# Using worksheet functions for quality control

This article is an excerpt from *Business Analysis with Microsoft® Excel, Second Edition* by Conrad Carlberg and is available in electronic format on Safari® HelpDesk Online.

**Safari** puts the power of a comprehensive Microsoft Office library right on your desktop. This book excerpt courtesy of Safari Books Online.

Applies to |
---|

Microsoft Office Excel 2003 |

Show me more Safari titles about Excel.

You can use Excel to help answer a variety of questions that occasionally arise in quality control situations. It's important to understand the nature of the tools that are available to you when such questions come up. Because statistical quality control is largely an exercise in probability—and in choosing the right tool in a given case—this chapter concludes with a discussion of some of these questions and how you can use Excel to answer them.

## Sampling units from a finite population

To this point we have discussed statistical process control and acceptance sampling in terms of theoretically infinite populations. There has been no limit to the size of the population of products that has been sampled to create X-and-S charts, P-charts or operating characteristic curves.

Things change some when you sample from a finite population. You have a finite population when you are interested only in a specific group, such as the items in a special production run, or your own company's sales staff, or customers' responses to a temporary price reduction.

When you sample from a finite population, it's usual to do so without replacement: that is, if you are going to sample two items, you select the first item, and then select the second item without putting the first item back into the pool. Suppose that you have a population of 10 items. The chance of selecting any given item at random is 1/10, or 10%. If, after selecting the item, you put it back into the pool, the chance of selecting any given item is still 10%. If, however, you do not return the item to the pool, the chance of selecting at random any given item as your second choice is 1/9, or 11%.

### Case study: manufacturing

A customer wants you to manufacture 200 coffee cups with a glazing that differs substantially from the glazing of those that you normally make. This will be a special production run, and therefore the 200 cups constitute a finite population. Your agreement with the customer allows for a 5% defect rate.

You plan to sample 20 cups, without replacement, from your production run, and to reject the run if you find unacceptable imperfections in the glazing on more than 5% of the sample. That is, you will reject the run if the sample contains two or more defectives. What is the probability that your full run has met the 5% criterion if you find zero or one defective cup?

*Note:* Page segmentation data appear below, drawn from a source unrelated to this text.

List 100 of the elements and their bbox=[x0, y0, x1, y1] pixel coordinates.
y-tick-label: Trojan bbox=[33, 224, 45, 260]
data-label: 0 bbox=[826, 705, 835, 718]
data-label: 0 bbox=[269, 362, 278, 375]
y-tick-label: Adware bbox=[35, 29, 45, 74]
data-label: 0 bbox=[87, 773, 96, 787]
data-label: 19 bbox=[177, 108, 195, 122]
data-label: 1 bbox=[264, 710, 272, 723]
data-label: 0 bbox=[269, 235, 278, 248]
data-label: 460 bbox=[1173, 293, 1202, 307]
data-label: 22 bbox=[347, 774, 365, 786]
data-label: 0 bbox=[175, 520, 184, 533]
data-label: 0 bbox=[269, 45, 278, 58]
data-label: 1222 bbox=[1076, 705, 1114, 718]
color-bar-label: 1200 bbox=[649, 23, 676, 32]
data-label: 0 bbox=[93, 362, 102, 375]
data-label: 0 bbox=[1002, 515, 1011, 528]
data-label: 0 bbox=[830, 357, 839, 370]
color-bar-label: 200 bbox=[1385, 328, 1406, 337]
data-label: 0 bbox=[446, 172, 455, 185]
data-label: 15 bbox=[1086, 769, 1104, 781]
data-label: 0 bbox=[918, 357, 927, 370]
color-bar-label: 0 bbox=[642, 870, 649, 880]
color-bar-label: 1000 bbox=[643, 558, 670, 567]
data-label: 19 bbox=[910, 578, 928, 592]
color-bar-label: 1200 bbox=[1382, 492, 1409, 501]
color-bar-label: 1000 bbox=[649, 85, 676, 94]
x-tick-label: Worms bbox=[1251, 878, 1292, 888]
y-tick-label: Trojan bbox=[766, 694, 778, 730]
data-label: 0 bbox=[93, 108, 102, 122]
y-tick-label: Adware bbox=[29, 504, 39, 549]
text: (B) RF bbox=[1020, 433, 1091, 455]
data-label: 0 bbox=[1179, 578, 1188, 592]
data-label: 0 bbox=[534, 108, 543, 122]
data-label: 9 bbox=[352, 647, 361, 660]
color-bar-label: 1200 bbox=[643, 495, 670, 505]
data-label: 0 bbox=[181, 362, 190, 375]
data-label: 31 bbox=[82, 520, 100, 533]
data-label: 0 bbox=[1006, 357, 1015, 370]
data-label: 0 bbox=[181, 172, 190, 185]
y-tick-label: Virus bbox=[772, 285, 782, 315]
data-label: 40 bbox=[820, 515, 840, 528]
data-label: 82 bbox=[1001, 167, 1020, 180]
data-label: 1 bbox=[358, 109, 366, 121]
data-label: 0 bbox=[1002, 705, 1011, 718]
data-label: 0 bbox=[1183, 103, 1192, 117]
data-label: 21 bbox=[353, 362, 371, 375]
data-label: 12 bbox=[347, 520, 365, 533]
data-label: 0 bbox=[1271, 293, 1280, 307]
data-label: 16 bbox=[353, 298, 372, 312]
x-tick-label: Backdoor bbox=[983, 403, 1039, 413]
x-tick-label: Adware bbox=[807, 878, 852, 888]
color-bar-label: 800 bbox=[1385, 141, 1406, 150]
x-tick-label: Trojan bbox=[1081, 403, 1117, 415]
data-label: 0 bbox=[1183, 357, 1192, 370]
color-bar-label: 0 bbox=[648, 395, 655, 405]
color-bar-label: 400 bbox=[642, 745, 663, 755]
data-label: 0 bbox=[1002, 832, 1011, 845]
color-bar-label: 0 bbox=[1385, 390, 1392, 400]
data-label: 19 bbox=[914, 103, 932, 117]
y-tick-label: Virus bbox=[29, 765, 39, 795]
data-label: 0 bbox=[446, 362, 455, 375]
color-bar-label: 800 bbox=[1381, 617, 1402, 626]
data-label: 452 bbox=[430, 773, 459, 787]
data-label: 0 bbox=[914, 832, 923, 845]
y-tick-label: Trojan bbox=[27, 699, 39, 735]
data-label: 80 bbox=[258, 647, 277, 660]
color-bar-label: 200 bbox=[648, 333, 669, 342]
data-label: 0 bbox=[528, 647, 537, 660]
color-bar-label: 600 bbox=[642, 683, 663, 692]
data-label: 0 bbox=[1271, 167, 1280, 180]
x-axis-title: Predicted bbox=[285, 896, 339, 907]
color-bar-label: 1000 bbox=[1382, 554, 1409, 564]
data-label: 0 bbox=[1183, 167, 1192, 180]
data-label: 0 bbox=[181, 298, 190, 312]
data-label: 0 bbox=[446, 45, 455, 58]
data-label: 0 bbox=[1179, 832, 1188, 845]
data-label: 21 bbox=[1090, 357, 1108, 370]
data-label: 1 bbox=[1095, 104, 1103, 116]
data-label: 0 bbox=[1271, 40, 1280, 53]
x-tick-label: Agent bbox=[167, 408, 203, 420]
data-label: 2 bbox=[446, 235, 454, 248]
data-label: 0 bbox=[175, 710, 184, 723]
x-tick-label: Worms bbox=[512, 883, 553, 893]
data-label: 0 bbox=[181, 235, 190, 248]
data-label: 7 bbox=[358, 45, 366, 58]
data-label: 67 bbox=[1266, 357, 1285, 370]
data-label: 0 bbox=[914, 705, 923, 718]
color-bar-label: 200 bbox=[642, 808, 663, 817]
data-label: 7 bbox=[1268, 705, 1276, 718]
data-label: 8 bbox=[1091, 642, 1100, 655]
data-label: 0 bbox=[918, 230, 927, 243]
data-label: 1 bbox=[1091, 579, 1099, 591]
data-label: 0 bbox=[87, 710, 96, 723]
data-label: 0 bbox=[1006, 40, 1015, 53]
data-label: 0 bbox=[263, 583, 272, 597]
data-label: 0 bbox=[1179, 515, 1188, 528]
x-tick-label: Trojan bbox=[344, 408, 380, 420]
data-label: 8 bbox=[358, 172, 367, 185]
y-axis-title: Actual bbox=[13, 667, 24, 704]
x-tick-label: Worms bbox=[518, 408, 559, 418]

You answer this question with Excel's HYPGEOMDIST function. It takes four arguments:

- The number of "successes" in the sample. Here, that argument is zero or one: the number of imperfect cups in your sample if you are to accept the production run.
- The sample size. Here, that argument is 20, the number of cups you sample.
- The number of "successes" in the population. Here, that argument is 10. If you tested all 200 cups, then the 5% criterion implies that not more than 10 would be imperfect.
- The size of the population. Here, that argument is 200, the number of special cups that you manufactured.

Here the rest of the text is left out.